寝袋で就寝

 部屋の中には4人掛けの小さな食事用テーブルがあり、直ぐ近くに調理できる場所があった。リビング・ルームは12畳程もある大きな部屋で、ソファーでゆっくりと休憩できた。

 急に見慣れない外国人がやって来たのに、2歳の女の子は、いつもと変わって、おとなしくなってしまった様子だった。
 それでも私の方を覗き見するので、私は手招きしたり話しかけたりしたが、母親の服を握り締めたり、父親の所へ走ったりした。手に持っていた人形を、私に貸してくれるようにと、私が手を差し伸べたが、そのまま父親のところへ行った。
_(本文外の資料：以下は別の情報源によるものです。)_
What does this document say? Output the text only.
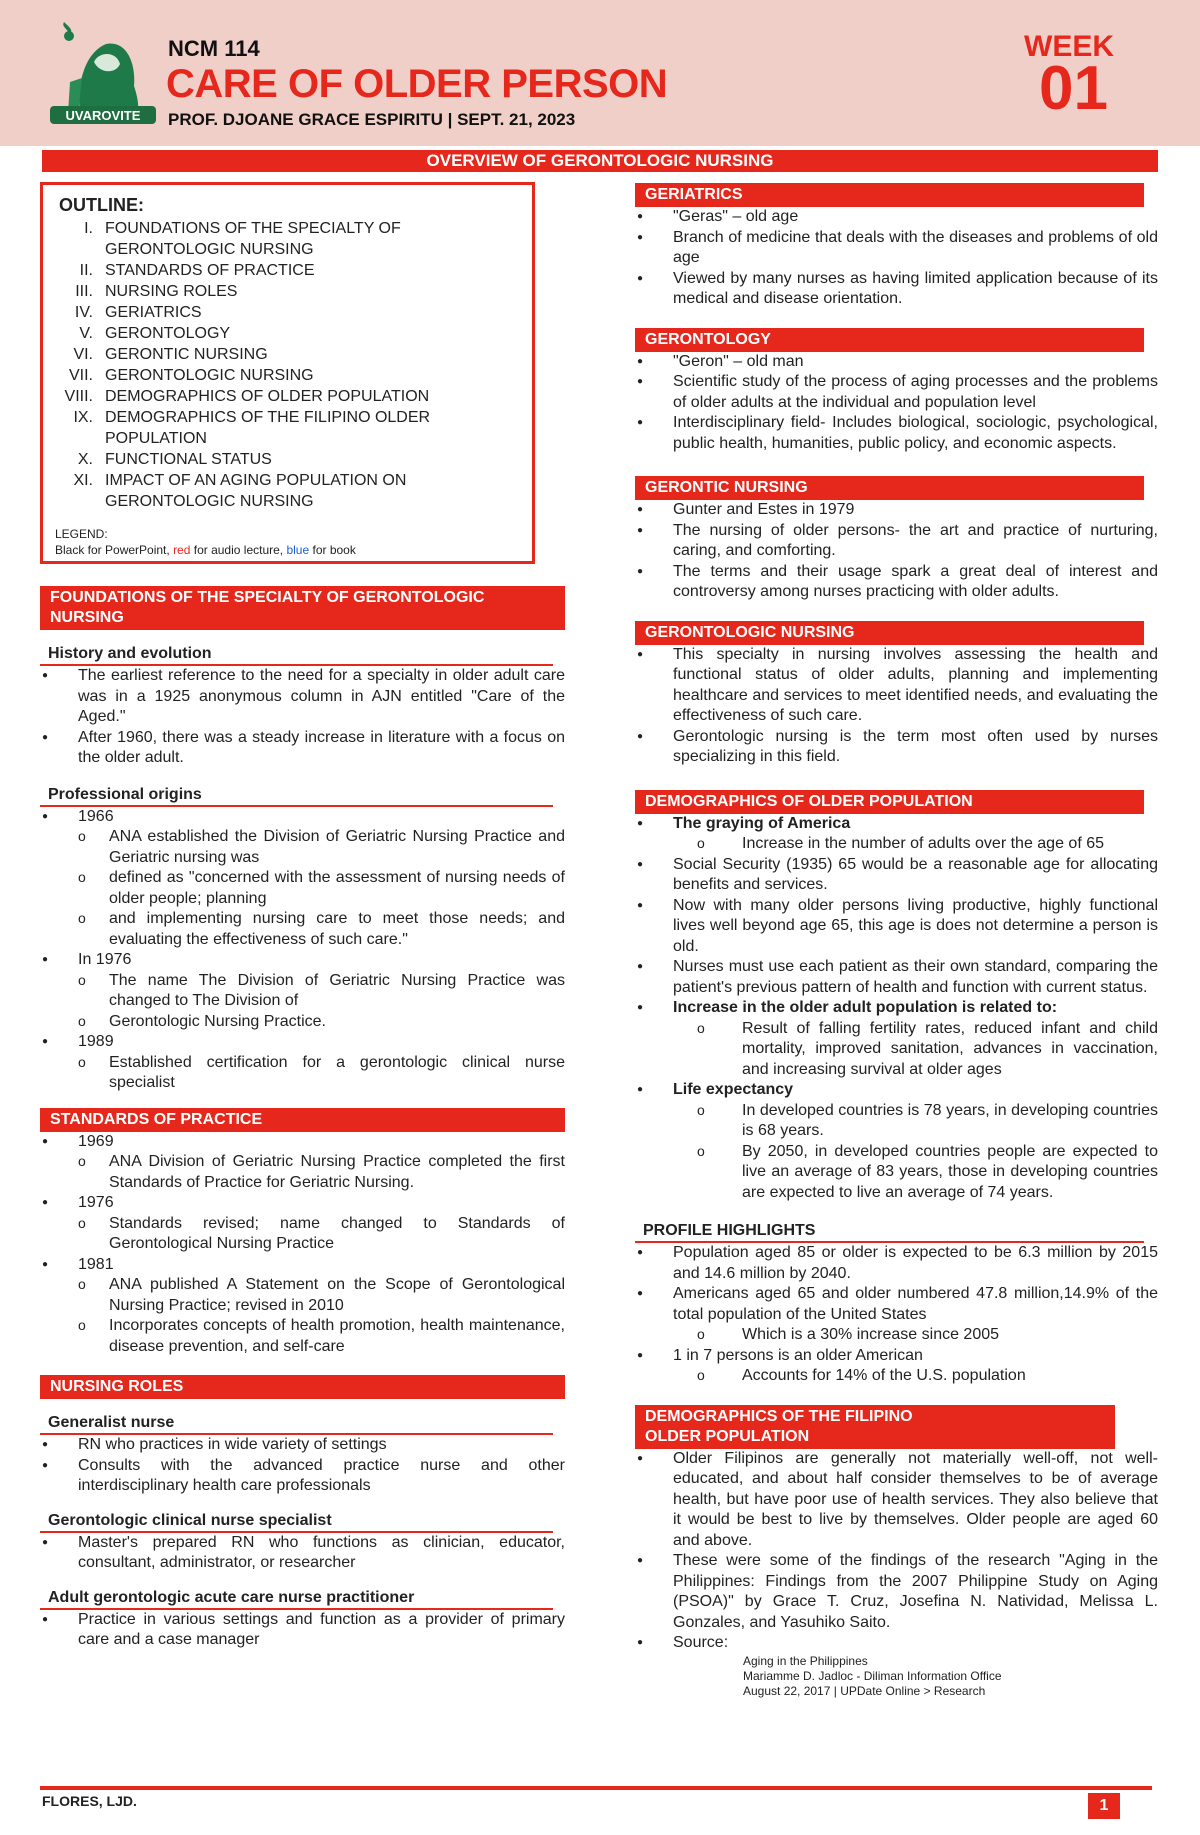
UVAROVITE
NCM 114
CARE OF OLDER PERSON
PROF. DJOANE GRACE ESPIRITU | SEPT. 21, 2023
WEEK
01
OVERVIEW OF GERONTOLOGIC NURSING
OUTLINE:
I. FOUNDATIONS OF THE SPECIALTY OF GERONTOLOGIC NURSING
II. STANDARDS OF PRACTICE
III. NURSING ROLES
IV. GERIATRICS
V. GERONTOLOGY
VI. GERONTIC NURSING
VII. GERONTOLOGIC NURSING
VIII. DEMOGRAPHICS OF OLDER POPULATION
IX. DEMOGRAPHICS OF THE FILIPINO OLDER POPULATION
X. FUNCTIONAL STATUS
XI. IMPACT OF AN AGING POPULATION ON GERONTOLOGIC NURSING
LEGEND:
Black for PowerPoint, red for audio lecture, blue for book
FOUNDATIONS OF THE SPECIALTY OF GERONTOLOGIC NURSING
History and evolution
● The earliest reference to the need for a specialty in older adult care was in a 1925 anonymous column in AJN entitled "Care of the Aged."
● After 1960, there was a steady increase in literature with a focus on the older adult.
Professional origins
● 1966
o ANA established the Division of Geriatric Nursing Practice and Geriatric nursing was
o defined as "concerned with the assessment of nursing needs of older people; planning
o and implementing nursing care to meet those needs; and evaluating the effectiveness of such care."
● In 1976
o The name The Division of Geriatric Nursing Practice was changed to The Division of
o Gerontologic Nursing Practice.
● 1989
o Established certification for a gerontologic clinical nurse specialist
STANDARDS OF PRACTICE
● 1969
o ANA Division of Geriatric Nursing Practice completed the first Standards of Practice for Geriatric Nursing.
● 1976
o Standards revised; name changed to Standards of Gerontological Nursing Practice
● 1981
o ANA published A Statement on the Scope of Gerontological Nursing Practice; revised in 2010
o Incorporates concepts of health promotion, health maintenance, disease prevention, and self-care
NURSING ROLES
Generalist nurse
● RN who practices in wide variety of settings
● Consults with the advanced practice nurse and other interdisciplinary health care professionals
Gerontologic clinical nurse specialist
● Master's prepared RN who functions as clinician, educator, consultant, administrator, or researcher
Adult gerontologic acute care nurse practitioner
● Practice in various settings and function as a provider of primary care and a case manager
GERIATRICS
● "Geras" – old age
● Branch of medicine that deals with the diseases and problems of old age
● Viewed by many nurses as having limited application because of its medical and disease orientation.
GERONTOLOGY
● "Geron" – old man
● Scientific study of the process of aging processes and the problems of older adults at the individual and population level
● Interdisciplinary field- Includes biological, sociologic, psychological, public health, humanities, public policy, and economic aspects.
GERONTIC NURSING
● Gunter and Estes in 1979
● The nursing of older persons- the art and practice of nurturing, caring, and comforting.
● The terms and their usage spark a great deal of interest and controversy among nurses practicing with older adults.
GERONTOLOGIC NURSING
● This specialty in nursing involves assessing the health and functional status of older adults, planning and implementing healthcare and services to meet identified needs, and evaluating the effectiveness of such care.
● Gerontologic nursing is the term most often used by nurses specializing in this field.
DEMOGRAPHICS OF OLDER POPULATION
● The graying of America
o Increase in the number of adults over the age of 65
● Social Security (1935) 65 would be a reasonable age for allocating benefits and services.
● Now with many older persons living productive, highly functional lives well beyond age 65, this age is does not determine a person is old.
● Nurses must use each patient as their own standard, comparing the patient's previous pattern of health and function with current status.
● Increase in the older adult population is related to:
o Result of falling fertility rates, reduced infant and child mortality, improved sanitation, advances in vaccination, and increasing survival at older ages
● Life expectancy
o In developed countries is 78 years, in developing countries is 68 years.
o By 2050, in developed countries people are expected to live an average of 83 years, those in developing countries are expected to live an average of 74 years.
PROFILE HIGHLIGHTS
● Population aged 85 or older is expected to be 6.3 million by 2015 and 14.6 million by 2040.
● Americans aged 65 and older numbered 47.8 million,14.9% of the total population of the United States
o Which is a 30% increase since 2005
● 1 in 7 persons is an older American
o Accounts for 14% of the U.S. population
DEMOGRAPHICS OF THE FILIPINO OLDER POPULATION
● Older Filipinos are generally not materially well-off, not well-educated, and about half consider themselves to be of average health, but have poor use of health services. They also believe that it would be best to live by themselves. Older people are aged 60 and above.
● These were some of the findings of the research "Aging in the Philippines: Findings from the 2007 Philippine Study on Aging (PSOA)" by Grace T. Cruz, Josefina N. Natividad, Melissa L. Gonzales, and Yasuhiko Saito.
● Source:
Aging in the Philippines
Mariamme D. Jadloc - Diliman Information Office
August 22, 2017 | UPDate Online > Research
FLORES, LJD.	1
 忙しい中でD氏夫人は夕食の支度をしてくれた。パン・チーズ・スパゲティ・野菜サラダ・コーヒー・ジュース等など。これまでの旅行の報告をしながら食事をした。女の子は黙って聞いていたが、保育園で習った歌を、D氏の誘導で歌ってくれた。

 別の部屋は2歳の女の子Eちゃんの遊び場と、D氏の書斎を兼ねていた。その部屋で私は寝ることになったが、当てにしていた空気マットの調子が悪く、使用できないことがわかった。困った様子のD氏を見て、これまでの旅行でソファーにも寝たし、マットでも寝袋でも、何でも構わないからと云ったら、寝袋を貸してくれた。

 今の季節は夏、日本人は日ごろ畳の上に布団を敷いて寝ているし、夏場は薄い布団の上にコザを敷いて寝たりする。ベッドでなくても大して違和感はない。

 ゆっくり寝られるだけで幸せでもある。シャワーを浴び、電気を消して、今日一日が終わった。